British troops are called in, but though they are unwelcome they aren’t the main threat to Buddy’s family. The most menacing character is Billy Clanton (Colin Morgan), a Protestant hothead who demands allegiance in the form of money and service. Pa is away a lot in England working as a fitter so he can’t be recruited as a foot soldier, but Billy wants his sons as messengers for the paramilitaries. Pa stands up to Billy, but we all know this won’t be the end of it. Pa wants to take the family to England for a new start, but Ma is reluctant to leave the only home she’s ever known.
This is all seen through the eyes of Buddy, a bright, good-natured, curious and intelligent kid. He’s full of questions about what’s going on and why, and with his parents being so busy with work, these are mostly answered by his grandparents, who also dispense plenty of wisdom on life and love.
Buddy has a crush on the pretty blonde girl who regularly tops the class. He’s a good student and his ambition is to equal or better her marks so he can sit next to her in the front row – a system of promotion and demotion that would probably have the teacher drummed out of the profession these days.
Life goes on and there’s plenty to worry about apart from The Troubles: Ma and Pa are heavily in debt for unpaid taxes. Pop, a former coal-miner, is coming down with some wasting disease. Buddy’s teenage cousin Moira (Lara McDonnell) is forever getting him into mischief. She tells him he should join a gang but doesn’t get past Buddy’s barrage of questions about who, what, which, where and why. She drags him along on a shoplifting expedition to nick chocolate bars, but he only manages to grab Turkish Delight, which no one likes, before they are recognized and busted. A policeman comes to the house. Ma schmoozes him with a nice cup of tea then gives Buddy the rounds of the kitchen.
Later, Moira pushes Buddy to join the mob looting a trashed supermarket – another failed criminal enterprise. Ma drags him out by the scruff of the neck then frogmarches him back to replace the big box of Omo he’s grabbed in his panic and is still clutching.
Buddy is naturally interested in the whole Catholic/Protestant thing. He asks Moira how you can tell one from the other among their schoolmates. She tells him that if they’re Sean or Patrick they’ll be Catholic, and if they’re Billy or William they’ll be Protestants. What about Thomas? Asks Buddy. Protestant, says Moira. But for once Buddy trumps her: his mate Thomas is definitely a Catholic. Moira isn’t as streetwise as she makes out.
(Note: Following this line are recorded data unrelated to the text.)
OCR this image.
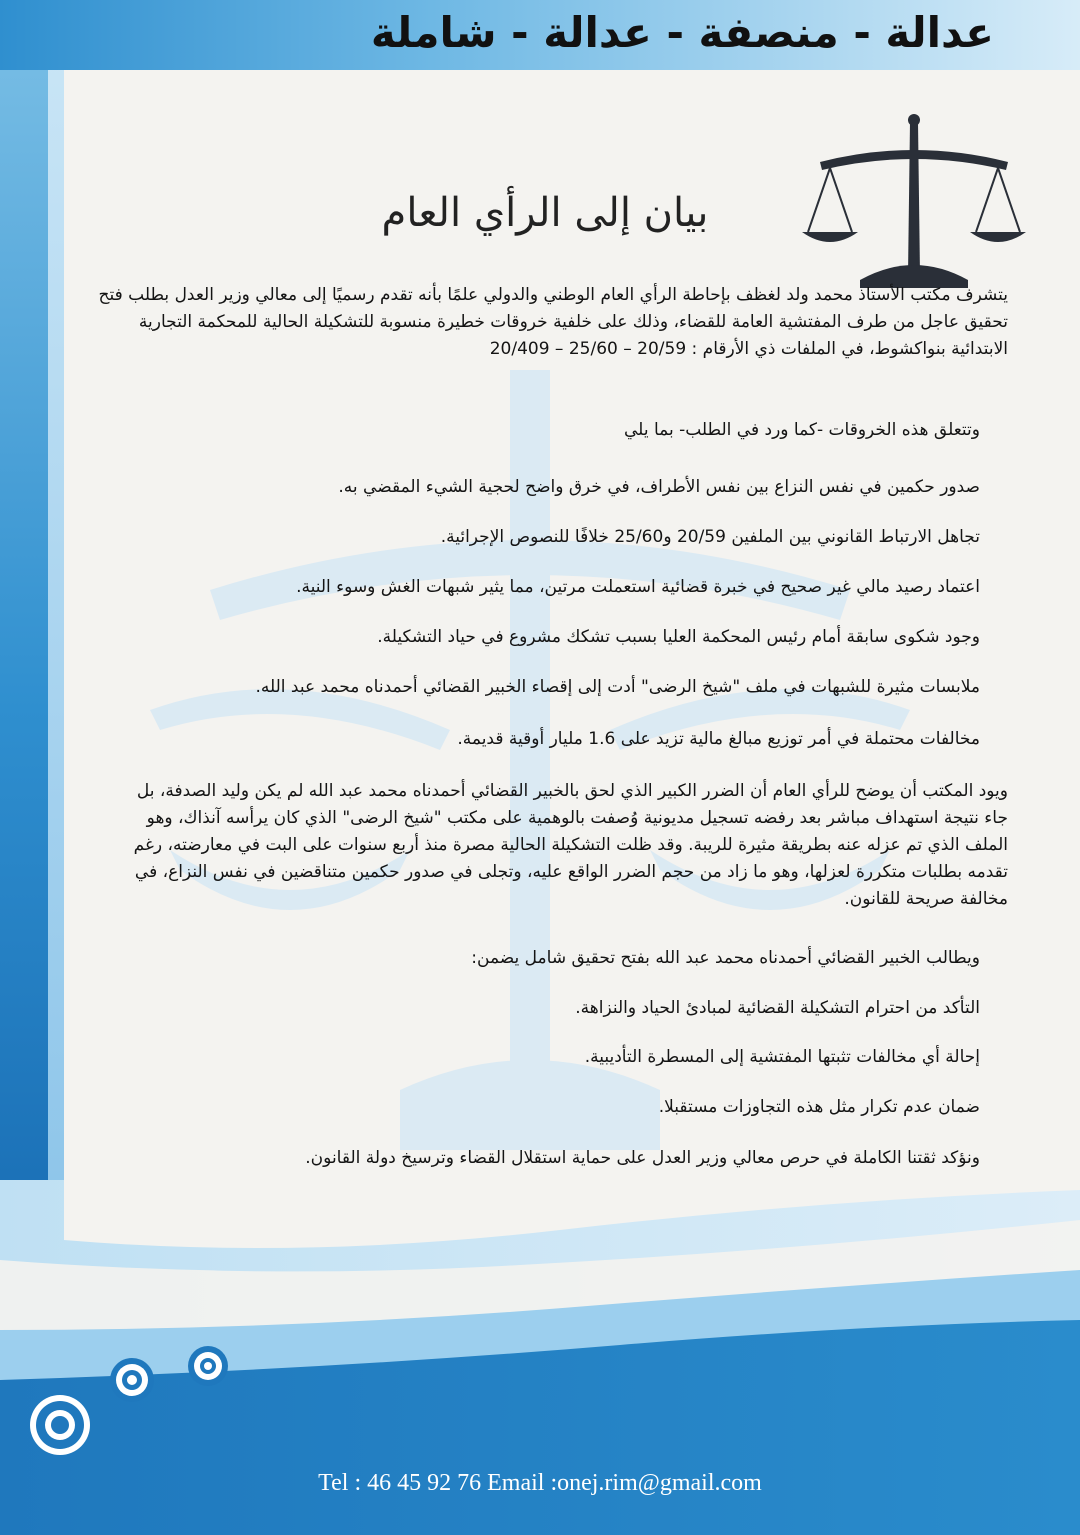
عدالة - منصفة - عدالة - شاملة
بيان إلى الرأي العام
يتشرف مكتب الأستاذ محمد ولد لغظف بإحاطة الرأي العام الوطني والدولي علمًا بأنه تقدم رسميًا إلى معالي وزير العدل بطلب فتح
تحقيق عاجل من طرف المفتشية العامة للقضاء، وذلك على خلفية خروقات خطيرة منسوبة للتشكيلة الحالية للمحكمة التجارية
الابتدائية بنواكشوط، في الملفات ذي الأرقام : 20/59 – 25/60 – 20/409
وتتعلق هذه الخروقات -كما ورد في الطلب- بما يلي
صدور حكمين في نفس النزاع بين نفس الأطراف، في خرق واضح لحجية الشيء المقضي به.
تجاهل الارتباط القانوني بين الملفين 20/59 و25/60 خلافًا للنصوص الإجرائية.
اعتماد رصيد مالي غير صحيح في خبرة قضائية استعملت مرتين، مما يثير شبهات الغش وسوء النية.
وجود شكوى سابقة أمام رئيس المحكمة العليا بسبب تشكك مشروع في حياد التشكيلة.
ملابسات مثيرة للشبهات في ملف "شيخ الرضى" أدت إلى إقصاء الخبير القضائي أحمدناه محمد عبد الله.
مخالفات محتملة في أمر توزيع مبالغ مالية تزيد على 1.6 مليار أوقية قديمة.
ويود المكتب أن يوضح للرأي العام أن الضرر الكبير الذي لحق بالخبير القضائي أحمدناه محمد عبد الله لم يكن وليد الصدفة، بل
جاء نتيجة استهداف مباشر بعد رفضه تسجيل مديونية وُصفت بالوهمية على مكتب "شيخ الرضى" الذي كان يرأسه آنذاك، وهو
الملف الذي تم عزله عنه بطريقة مثيرة للريبة. وقد ظلت التشكيلة الحالية مصرة منذ أربع سنوات على البت في معارضته، رغم
تقدمه بطلبات متكررة لعزلها، وهو ما زاد من حجم الضرر الواقع عليه، وتجلى في صدور حكمين متناقضين في نفس النزاع، في
مخالفة صريحة للقانون.
ويطالب الخبير القضائي أحمدناه محمد عبد الله بفتح تحقيق شامل يضمن:
التأكد من احترام التشكيلة القضائية لمبادئ الحياد والنزاهة.
إحالة أي مخالفات تثبتها المفتشية إلى المسطرة التأديبية.
ضمان عدم تكرار مثل هذه التجاوزات مستقبلا.
ونؤكد ثقتنا الكاملة في حرص معالي وزير العدل على حماية استقلال القضاء وترسيخ دولة القانون.
Tel : 46 45 92 76 Email :onej.rim@gmail.com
Billy Clanton is aggressively protestant. At first I thought they were saying ‘Billy Clinton’, but that’s the Northern Irish accent for you. It’s a strong accent, often impenetrable to outsiders, but Branagh and his cast of excellent actors have obviously taken great care with the diction, and this was one of the few occasions where I misheard or missed what was being said.
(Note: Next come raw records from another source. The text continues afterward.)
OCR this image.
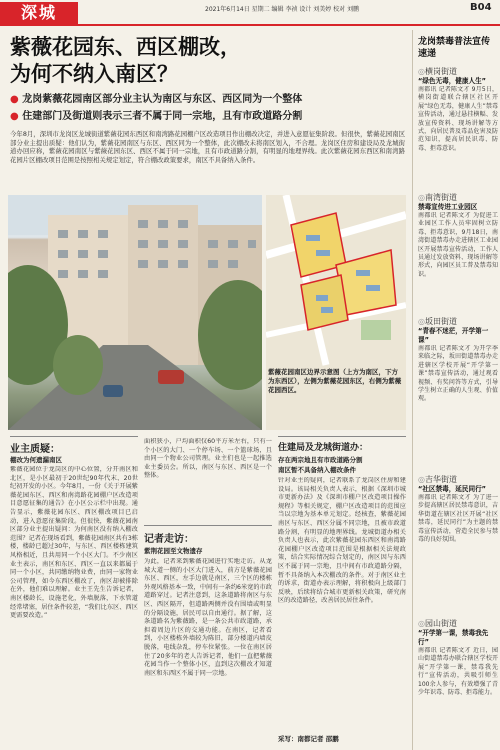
深城	2021年6月14日 星期二 编辑 李祯 设计 刘美婷 校对 刘鹏	B04
紫薇花园东、西区棚改，
为何不纳入南区？
● 龙岗紫薇花园南区部分业主认为南区与东区、西区同为一个整体
● 住建部门及街道则表示三者不属于同一宗地，且有市政道路分割
今年8月，深圳市龙岗区龙城街道紫薇花园东西区和南湾路花园棚户区改造项目作出棚改决定，并进入意愿征集阶段。但很快，紫薇花园南区部分业主提出质疑：他们认为，紫薇花园南区与东区、西区同为一个整体，此次棚改未将南区划入，不合理。龙岗区住房和建设局及龙城街道办回应称，紫薇花园南区与紫薇花园东区、西区不属于同一宗地，且有市政道路分割，有明显的地理界线。此次紫薇花园东西区和南湾路花园片区棚改项目范围是按照相关规定划定，符合棚改政策要求，南区不具备纳入条件。
紫薇花园南区边界示意图（上方为南区，下方为东西区），左侧为紫薇花园东区，右侧为紫薇花园西区。
业主质疑：
棚改为何遗漏南区
紫薇花园位于龙岗区的中心位置，分开南区和北区，是小区最初于20世纪90年代末、20世纪初开发的小区。今年8月，一份《关于开展紫薇花园东区、西区和南湾路花园棚户区改造项目意愿征集的通告》在小区公示栏中出现。通告显示，紫薇花园东区、西区棚改项目已启动，进入意愿征集阶段。但很快，紫薇花园南区部分业主提出疑问：为何南区没有纳入棚改范围？记者在现场看到，紫薇花园南区共有3栋楼，楼龄已超过30年，与东区、西区楼栋建筑风格相近，且共用同一个小区大门。不少南区业主表示，南区和东区、西区一直以来都属于同一个小区，共同缴纳物业费，由同一家物业公司管理，如今东西区棚改了，南区却被排除在外，他们难以理解。业主王先生告诉记者，南区楼龄长，设施老化，外墙脱落，下水管道经常堵塞，居住条件较差，“我们比东区、西区更需要改造。”
面积狭小，户均面积仅60平方米左右，只有一个小区的大门、一个停车场、一个篮球场，且由同一个物业公司管理。业主们也是一起推选业主委员会。所以，南区与东区、西区是一个整体。
记者走访：
紫荆花园至文物遗存
为此，记者来到紫薇花园进行实地走访。从龙城大道一侧的小区大门进入，前方是紫薇花园东区、西区，左手边就是南区，三个区的楼栋外观风格基本一致，中间有一条约6米宽的市政道路穿过。记者注意到，这条道路将南区与东区、西区隔开，但道路两侧并没有围墙或明显的分隔设施，居民可以自由通行。据了解，这条道路名为紫薇路，是一条公共市政道路，承担着周边片区的交通功能。在南区，记者看到，小区楼栋外墙较为陈旧，部分楼道内墙皮脱落，电线杂乱，停车位紧张。一位在南区居住了20多年的老人告诉记者，他们一直把紫薇花园当作一个整体小区，直到这次棚改才知道南区和东西区不属于同一宗地。
住建局及龙城街道办：
存在两宗地且有市政道路分割
南区暂不具备纳入棚改条件
针对业主的疑问，记者联系了龙岗区住房和建设局。该局相关负责人表示，根据《深圳市城市更新办法》及《深圳市棚户区改造项目操作规程》等相关规定，棚户区改造项目的范围应当以宗地为基本单元划定。经核查，紫薇花园南区与东区、西区分属不同宗地，且被市政道路分割，有明显的地理界线。龙城街道办相关负责人也表示，此次紫薇花园东西区和南湾路花园棚户区改造项目范围是根据相关法规政策，结合实际情况综合划定的，南区因与东西区不属于同一宗地，且中间有市政道路分隔，暂不具备纳入本次棚改的条件。对于南区业主的诉求，街道办表示理解，将积极向上级部门反映，后续将结合城市更新相关政策，研究南区的改造路径，改善居民居住条件。
采写：南都记者 邵鹏
龙岗禁毒普法宣传速递
◎横岗街道
“绿色无毒，健康人生”
南都讯 记者陈文才 9月5日，横岗街道联合辖区社区开展“绿色无毒，健康人生”禁毒宣传活动，通过悬挂横幅、发放宣传资料、现场讲解等方式，向居民普及毒品危害及防范知识，提高居民识毒、防毒、拒毒意识。
◎南湾街道
禁毒宣传进工业园区
南都讯 记者陈文才 为促进工业园区工作人员牢固树立防毒、拒毒意识，9月18日，南湾街道禁毒办走进辖区工业园区开展禁毒宣传活动，工作人员通过发放资料、现场讲解等形式，向园区员工普及禁毒知识。
◎坂田街道
“青春不迷茫，开学第一课”
南都讯 记者陈文才 为开学季来临之际，坂田街道禁毒办走进辖区学校开展“开学第一课”禁毒宣传活动，通过观看视频、有奖问答等方式，引导学生树立正确的人生观、价值观。
◎吉华街道
“社区禁毒，延民同行”
南都讯 记者陈文才 为了进一步提高辖区居民禁毒意识，吉华街道在辖区社区开展“社区禁毒，延民同行”为主题的禁毒宣传活动，营造全民参与禁毒的良好氛围。
◎园山街道
“开学第一课，禁毒我先行”
南都讯 记者陈文才 近日，园山街道禁毒办联合辖区学校开展“开学第一课，禁毒我先行”宣传活动，共吸引师生100余人参与，有效增强了青少年识毒、防毒、拒毒能力。
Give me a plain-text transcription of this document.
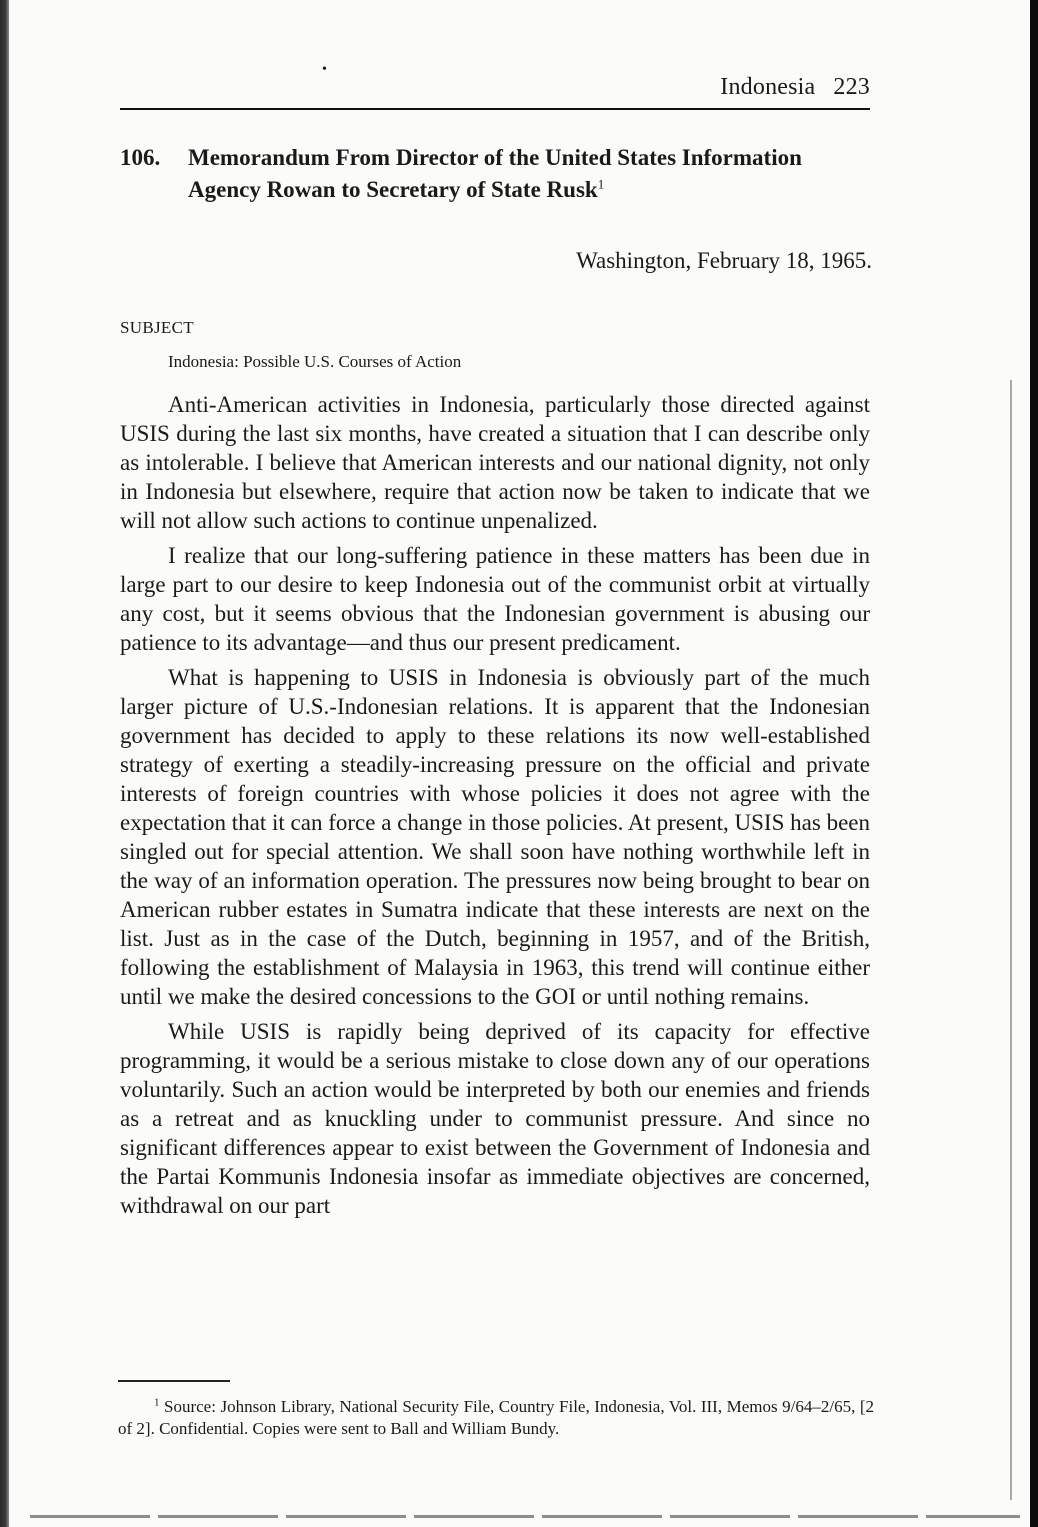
•
Indonesia 223
106. Memorandum From Director of the United States Information Agency Rowan to Secretary of State Rusk$^1$
Washington, February 18, 1965.
SUBJECT
Indonesia: Possible U.S. Courses of Action

Anti-American activities in Indonesia, particularly those directed against USIS during the last six months, have created a situation that I can describe only as intolerable. I believe that American interests and our national dignity, not only in Indonesia but elsewhere, require that action now be taken to indicate that we will not allow such actions to continue unpenalized.

I realize that our long-suffering patience in these matters has been due in large part to our desire to keep Indonesia out of the communist orbit at virtually any cost, but it seems obvious that the Indonesian government is abusing our patience to its advantage—and thus our present predicament.

What is happening to USIS in Indonesia is obviously part of the much larger picture of U.S.-Indonesian relations. It is apparent that the Indonesian government has decided to apply to these relations its now well-established strategy of exerting a steadily-increasing pressure on the official and private interests of foreign countries with whose policies it does not agree with the expectation that it can force a change in those policies. At present, USIS has been singled out for special attention. We shall soon have nothing worthwhile left in the way of an information operation. The pressures now being brought to bear on American rubber estates in Sumatra indicate that these interests are next on the list. Just as in the case of the Dutch, beginning in 1957, and of the British, following the establishment of Malaysia in 1963, this trend will continue either until we make the desired concessions to the GOI or until nothing remains.

While USIS is rapidly being deprived of its capacity for effective programming, it would be a serious mistake to close down any of our operations voluntarily. Such an action would be interpreted by both our enemies and friends as a retreat and as knuckling under to communist pressure. And since no significant differences appear to exist between the Government of Indonesia and the Partai Kommunis Indonesia insofar as immediate objectives are concerned, withdrawal on our part

$^1$ Source: Johnson Library, National Security File, Country File, Indonesia, Vol. III, Memos 9/64–2/65, [2 of 2]. Confidential. Copies were sent to Ball and William Bundy.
Branagh portrays his characters with warmth and humanity, and there’s a lot of joy about in the midst of the ugly sectarian bigotry. Being Irish, they can all dance or sing or both. I loved the street party where they all groove away to the strains of Van Morrison. Apart from a pub session where Pa sings a karaoke pop song, the soundtrack music is all Van the Man, and it’s perfect for the setting and the story. (I’m a lifelong Van Morrison tragic. What a pity he’s gone all bonkers in his dotage.)
If I have one teeny criticism it’s that Branagh’s portrayal of the family dynamics is sometimes a bit melodramatic and in the case of the grandparents, a bit mawkish. He obviously remembers them very fondly, and no doubt they deserved that regard, but at times they come across as almost stage Irish in their quirky loveability, to be sure.
But that’s a minor quibble. Otherwise, it’s a gorgeous film and I bet Branagh wins the Best Director Oscar for it.